Introduction
This post presents an overview of open training datasets for radio frequency (RF) signal classification with AI and machine learning. The task of radio signal classification can include automatic modulation classification, signal identification and specific emitter recognition, as outlined in this introductory article. Good training datasets are the backbone of modern machine learning algorithms, such as deep neural networks, and are therefore very important.

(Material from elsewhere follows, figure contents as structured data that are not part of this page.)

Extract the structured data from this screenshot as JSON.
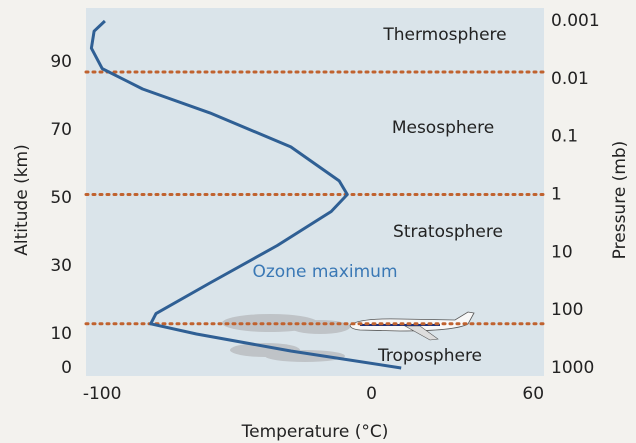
{
  "chart_data": {
    "type": "line",
    "xlabel": "Temperature (°C)",
    "ylabel": "Altitude (km)",
    "y2label": "Pressure (mb)",
    "x": [
      11,
      -30,
      -65,
      -82,
      -80,
      -60,
      -35,
      -15,
      -9,
      -12,
      -30,
      -60,
      -85,
      -100,
      -104,
      -103,
      -99
    ],
    "values": [
      0,
      5,
      10,
      13,
      16,
      25,
      36,
      46,
      51,
      55,
      65,
      75,
      82,
      88,
      94,
      99,
      102
    ],
    "color": "#2f5f94",
    "xlim": [
      -106,
      64
    ],
    "xticks": [
      -100,
      0,
      60
    ],
    "ylim": [
      0,
      102
    ],
    "yticks": [
      0,
      10,
      30,
      50,
      70,
      90
    ],
    "y2lim": [
      1000,
      0.001
    ],
    "y2scale": "log",
    "y2ticks": [
      1000,
      100,
      10,
      1,
      0.1,
      0.01,
      0.001
    ],
    "boundaries": [
      13,
      51,
      87
    ],
    "boundary_color": "#c0622f",
    "layers": [
      "Thermosphere",
      "Mesosphere",
      "Stratosphere",
      "Troposphere"
    ],
    "annotation": "Ozone maximum",
    "annotation_color": "#3a78b5",
    "grid": false
  }
}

Several training datasets for RF signals have been published over the years. The available datasets often have very different properties, that influence their applicability to certain classification tasks. Here are some characteristics that can differ between datasets, even if they are designed for a similar tasks:
- Data classes or labels: e.g. different set of modulation types
- Source of RF data: software simulated, lab or real-world environment
- Augmentation: different noise, fading, frequency offsets, etc.

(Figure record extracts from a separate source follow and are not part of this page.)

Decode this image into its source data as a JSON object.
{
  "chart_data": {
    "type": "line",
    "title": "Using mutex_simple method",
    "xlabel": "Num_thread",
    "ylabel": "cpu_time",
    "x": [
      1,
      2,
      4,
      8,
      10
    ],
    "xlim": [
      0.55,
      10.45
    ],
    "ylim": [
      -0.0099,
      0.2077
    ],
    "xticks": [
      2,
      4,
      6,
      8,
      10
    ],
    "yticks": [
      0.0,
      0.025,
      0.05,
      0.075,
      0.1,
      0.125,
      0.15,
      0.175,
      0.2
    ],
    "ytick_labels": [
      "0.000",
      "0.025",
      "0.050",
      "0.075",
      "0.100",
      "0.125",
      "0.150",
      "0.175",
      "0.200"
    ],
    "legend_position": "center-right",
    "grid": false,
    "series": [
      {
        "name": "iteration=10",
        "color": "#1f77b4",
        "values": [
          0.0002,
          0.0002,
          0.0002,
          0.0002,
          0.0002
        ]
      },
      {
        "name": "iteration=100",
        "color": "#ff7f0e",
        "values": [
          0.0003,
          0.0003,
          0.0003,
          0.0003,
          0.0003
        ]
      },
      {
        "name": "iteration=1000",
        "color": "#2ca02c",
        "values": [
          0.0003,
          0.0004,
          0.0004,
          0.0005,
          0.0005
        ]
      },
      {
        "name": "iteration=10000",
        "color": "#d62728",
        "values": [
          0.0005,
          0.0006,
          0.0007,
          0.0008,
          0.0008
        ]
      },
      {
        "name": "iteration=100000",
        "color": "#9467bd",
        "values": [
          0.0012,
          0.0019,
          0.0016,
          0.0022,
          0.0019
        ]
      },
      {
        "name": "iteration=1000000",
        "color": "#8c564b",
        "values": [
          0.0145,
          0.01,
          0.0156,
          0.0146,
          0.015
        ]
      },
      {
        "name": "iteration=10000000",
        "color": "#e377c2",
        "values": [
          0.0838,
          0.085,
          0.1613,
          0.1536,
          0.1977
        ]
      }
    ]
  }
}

- Data format: IQ/spectral representation, sampling frequency, observation time
- Number of data samples, i.e. the size of the dataset
- Quality of data and labels: amount of incorrect labels, unwanted data bias, empty data samples, etc.
In particular, the quality of training data and labels has a major impact on the performance of machine learning systems. This issue often appears only in real-world operation, as it tends to be less noticeable when training and test data are taken from the same underlying dataset (as it is the case with the typical training/validation split).
Overview of Datasets
The following table provides a compact overview of some open datasets for RF signals and is constantly updated. If you think a dataset should be included, please send me a message.

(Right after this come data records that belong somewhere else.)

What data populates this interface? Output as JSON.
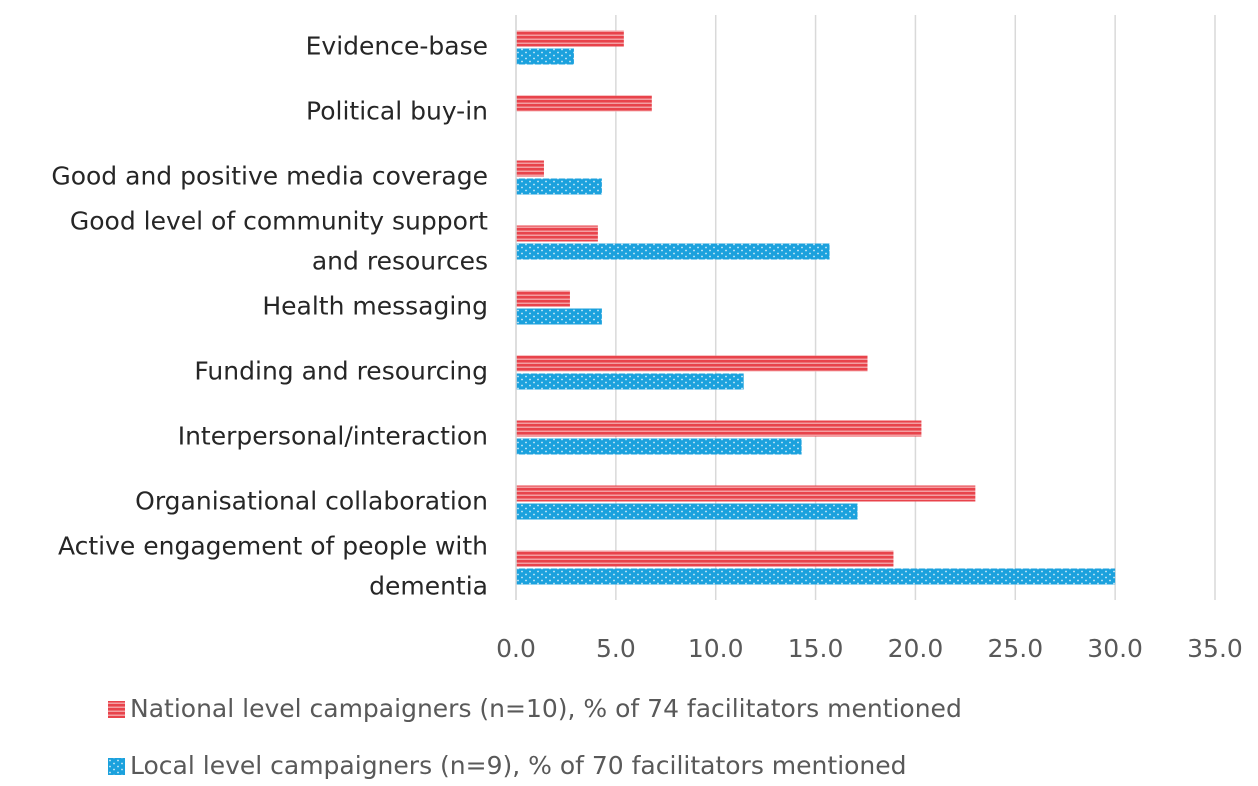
{
  "chart_data": {
    "type": "bar",
    "orientation": "horizontal",
    "categories": [
      "Evidence-base",
      "Political buy-in",
      "Good and positive media coverage",
      [
        "Good level of community support",
        "and resources"
      ],
      "Health messaging",
      "Funding and resourcing",
      "Interpersonal/interaction",
      "Organisational collaboration",
      [
        "Active engagement of people with",
        "dementia"
      ]
    ],
    "series": [
      {
        "name": "National level campaigners (n=10), % of 74 facilitators mentioned",
        "color": "#e8434b",
        "pattern": "stripes",
        "values": [
          5.4,
          6.8,
          1.4,
          4.1,
          2.7,
          17.6,
          20.3,
          23.0,
          18.9
        ]
      },
      {
        "name": "Local level campaigners (n=9), % of 70 facilitators mentioned",
        "color": "#1ba1dd",
        "pattern": "dots",
        "values": [
          2.9,
          0,
          4.3,
          15.7,
          4.3,
          11.4,
          14.3,
          17.1,
          30.0
        ]
      }
    ],
    "xlim": [
      0,
      35
    ],
    "xticks": [
      {
        "value": 0,
        "label": "0.0"
      },
      {
        "value": 5,
        "label": "5.0"
      },
      {
        "value": 10,
        "label": "10.0"
      },
      {
        "value": 15,
        "label": "15.0"
      },
      {
        "value": 20,
        "label": "20.0"
      },
      {
        "value": 25,
        "label": "25.0"
      },
      {
        "value": 30,
        "label": "30.0"
      },
      {
        "value": 35,
        "label": "35.0"
      }
    ],
    "grid": true,
    "legend": "bottom"
  }
}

Dataset | Quality* | Task | Classes | Signal Types | Source | Data Format | Dataset Size |
---|---|---|---|---|---|---|---|
RadioML 2018 | Flawed | Modulation Classification | 24 | variants of ASK, PSK, APSK, QAM, AM, FM | Simulated | 1024 x IQ | 2M (21 GB) |
Panoradio HF | OK | Signal Identification | 18 | HF signals | Simulated | 2048 x IQ | 173k (5 GB) |
CSP Blog | OK | Modulation Classification | 8 | variants of PSK, MSK, QAM | Simulated | 32k x IQ | 112k (25 GB) |
Torchsig | OK | Modulation Classification | 53 | variants of ASK, PAM, PSK, QAM, FSK, OFDM | Simulated | 4096 x IQ | 5.3M (340 GB) |
HisarMod | Flawed | Modulation Classification | 26 | variants of FSK, PSK, QAM, PAM and analog | Simulated | 1024 x IQ | 780k (5 GB) |
(*) Quality: As a simple quality check, I have inspected random data samples to perform a simple check on the plausibility of waveform and ground truth labels in order to detect severe problems.
RadioML
RadioML was one of the first open datasets for modulation recognition. The most recent version 2018.01 features 24 “textbook” modulation types (different variants of ASK, PSK, APSK, QAM, AM, FM). Each signal consists of 2048 IQ samples. Although RadioML is very widely used in the scientific community, several severe flaws of the data have become public over time (e.g. here). The datasets are now marked as “erratic” on their official website.

Panoradio HF
The Panoradio HF dataset contains different signal classes or modes, rather than “textbook” modulation types. There are 18 signal classes, that are used in the shortwave band, including different analog and digital modes (Morse code, SSB, AM, radiofax, Navtex and various digital modes from amateur radio). The data samples are vectors of 2048 IQ samples with a sampling frequency of 6 kHz. The signals contains varying data content, such as text, images, speech and music. Augementations are random frequency and phase offset, varying SNR and different ionospheric fading channels according to standard CCIR-520.

CSP Blog
Several datasets are available from the cyclostationary blog, that cover different modulation types for modulation recognition. The most prominent data is CSPB.ML.2018R2, which contains 8 different, mostly PSK and QAM, modulation types (BPSK, QPSK, 8-PSK, DQPSK, MSK, 16-QAM, 64-QAM, 256-QAM). The length of the data samples is comparably long with 32,768 IQ samples. Augmentations include randomly varying symbol rate, SNR, frequency offset and pulse shaping roll-off.

Torchsig
Torchsig is an interesting dataset, that features a comparably large number of 53 modulation types (variants of ASK, PAM, PSK, QAM, FSK, OFDM). The generation software is open source and still maintained, so that the creation of custom or adapted datasets is possible. In the basic configuration signals consist of 4096 IQ samples. In addition, Torchsig also features wideband scenarios, that include multiple signals in one data sample (This task is more complex than pure modulation recognition).

HisarMod
Hisar includes 26 modulation classes (variants of FSK, PSK, QAM, PAM and analog modulations). Each data sample consists of 1024 IQ samples. Augmentations are randomly varying SNR and wireless fading channels. Some modulation parameters are fixed, like oversampling rate (2) and the roll-off factor of the RC shaping filter (0.35). Unfortunately, inspecting the dataset shows multiple severe issues, including questionable label assignment, strange waveforms and absence of modulated data, which raises questions on its usefulness.